The 200 and 300 series are even better. Good luck and great find! Keep us informed and post some pics as soon as you can.

Greg


----------



## jbetts13 (Dec 28, 2003)

l have a 212 very nice tractor


----------



## jodyand (Sep 16, 2003)

Greg i fixed your picture for you. You had a - instead of = in your picture link.


----------



## Greg (Sep 16, 2003)

Thanks Jody,

I hit the reply button and looked up to watch the Mariners playing Baltimore, then ran to cut potatoes for my special dill potato salad. I'm in charge of dinner tonight....BBQ salmon.

Greg


----------



## Ingersoll444 (Sep 17, 2003)

Grab it. Probably does not need a clutch, probably just the verearter[sp???] needs adjusting.


----------



## Big Allis (Nov 24, 2003)

saved the 212 from the dumpster bringin it home in cple days ill get pik of it wen i get it
:jumpropeb :crazysun: :jumpropeb


----------



## jodyand (Sep 16, 2003)

Thats GREAT bigallis hate to see things like that get pitched in the garbage. Be sure and take some pictures of it to post.


----------



## Big Allis (Nov 24, 2003)

will do n try get some other piks 2 [post too:jumpropeb :crazysun: :jumpropeb


----------



## bontai Joe (Sep 16, 2003)

If someone here can't help out in getting your 212 running, and you have questions or need help, then go to www.weekendfreedommachines.org for the best info on pre 1992 Deere garden tractors. Their archives are a VAST resource of info in the fixin and restoring of these fine old machines.


----------



## Big Allis (Nov 24, 2003)

thank you for link joe got 212 home this morning n got piks but dnt no how put thm on lol got it too garage n loooked at it pulley is froze up on it wen u release pedal it sqeals n smokes the belt so goin have put new pulley on prob goin keep tinkerin wth it


----------



## Greg (Sep 16, 2003)

bigallis,

Which pulley are you talking about? The main engine pulley? Transmission pulley?
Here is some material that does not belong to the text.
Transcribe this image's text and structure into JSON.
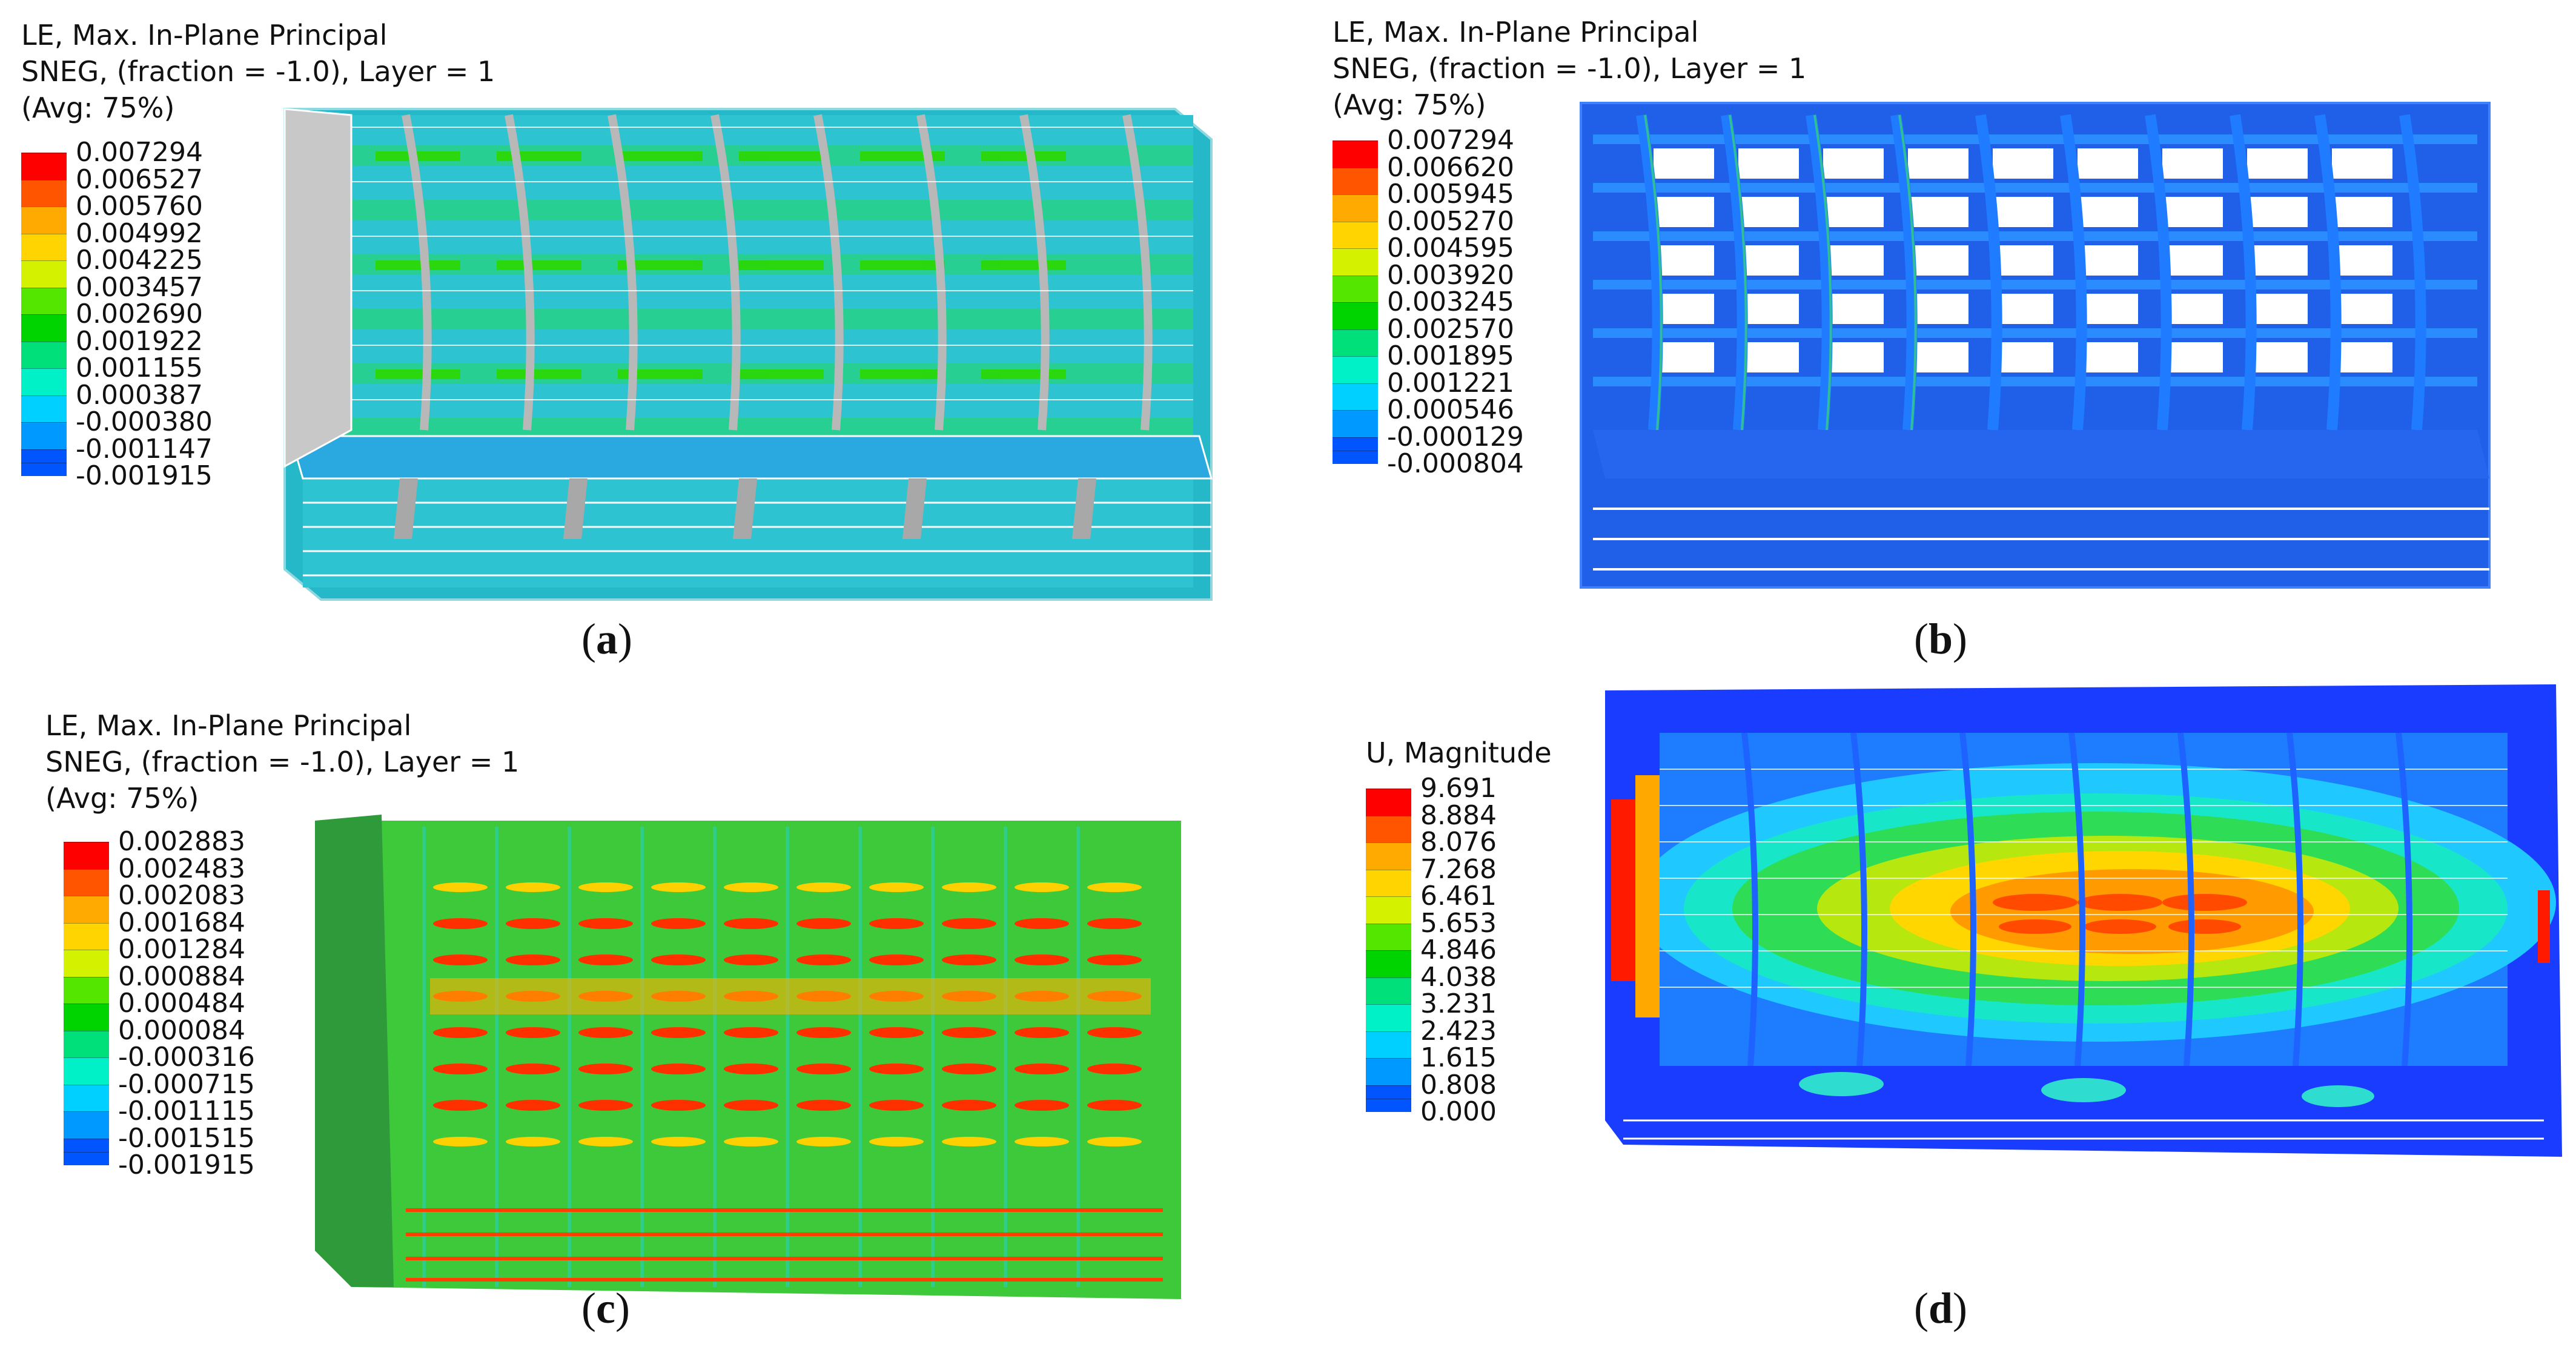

For your pics, go to www.photobucket.com, and become a member. It's quick, easy and free. Then create an album and follow the instructions to upload pics from your camera or computer to your album. 

Below the pics is the URL for the pic. Copy it and paste into a reply on the forum. Type <imgsrc= in front of the URL, no space between the URL and the =, but add one between the img and src. Then type > at the end of the URL, again, no spaces.

Post the reply and your pic should appear.


----------



## guest2 (Dec 27, 2003)

Or you could just click on post reply at the lower right corner of the last post in the thread and click on browse, find the pic in your files and open it and it will appear here as an attachment. Alot easier than uploading the pics to the web.


----------



## Greg (Sep 16, 2003)

What do ya know, 6 chows.....

It works!!

Greg


:furious: :furious: :furious: :furious: :furious: :furious:


----------



## guest2 (Dec 27, 2003)

Greg
You seem a little hung up on that whole hot dog thing...no pun intended!


----------



## Greg (Sep 16, 2003)

6 chows,

Just did a Google search for funny pics after your joke. Charo's pic just kinda stuck out.... No Bun intended.....

Besides that, I got a cold yesterday and I still have a fever!

Greg


----------



## Big Allis (Nov 24, 2003)

heres the 212 hope it comes threw thnks sixchows


----------



## Big Allis (Nov 24, 2003)

try this again


----------



## jodyand (Sep 16, 2003)

Almost bigallis i got about 1/4" of the top


----------



## jodyand (Sep 16, 2003)

Well i got most of the 2nd pic and from what i can see it looks like you did good.:thumbsup:


----------



## Big Allis (Nov 24, 2003)

so shld i try 4 3rd time lol


----------



## Big Allis (Nov 24, 2003)

here we go number 3 lol


----------



## Big Allis (Nov 24, 2003)

i think i got it lol the pulley that is frozen is one that wrks off the variable speed lever


----------



## bontai Joe (Sep 16, 2003)

You got a REALLY NICE bonus in that your tractor is equipped with either an electric or hydraulic lift. That is HIGHLY sought after. Overall, it looks to be in really good shape and the variator is fixible pretty cheap, just requires some patience to get in to it and a littler sweat. While you are in there, you might want to consider replacing the belts, as you will have it appart anyway. www.weekendfreedommachines.org has lots of stuff in their archives on freeing up and adjusting the drive system on these.


----------



## Big Allis (Nov 24, 2003)

thank you joe i got the variable off the lever was bent havent got into the pulley yet goin take backhoe nan pick the tractor up sso can get to it this tractor does have the electric lift on the mower


----------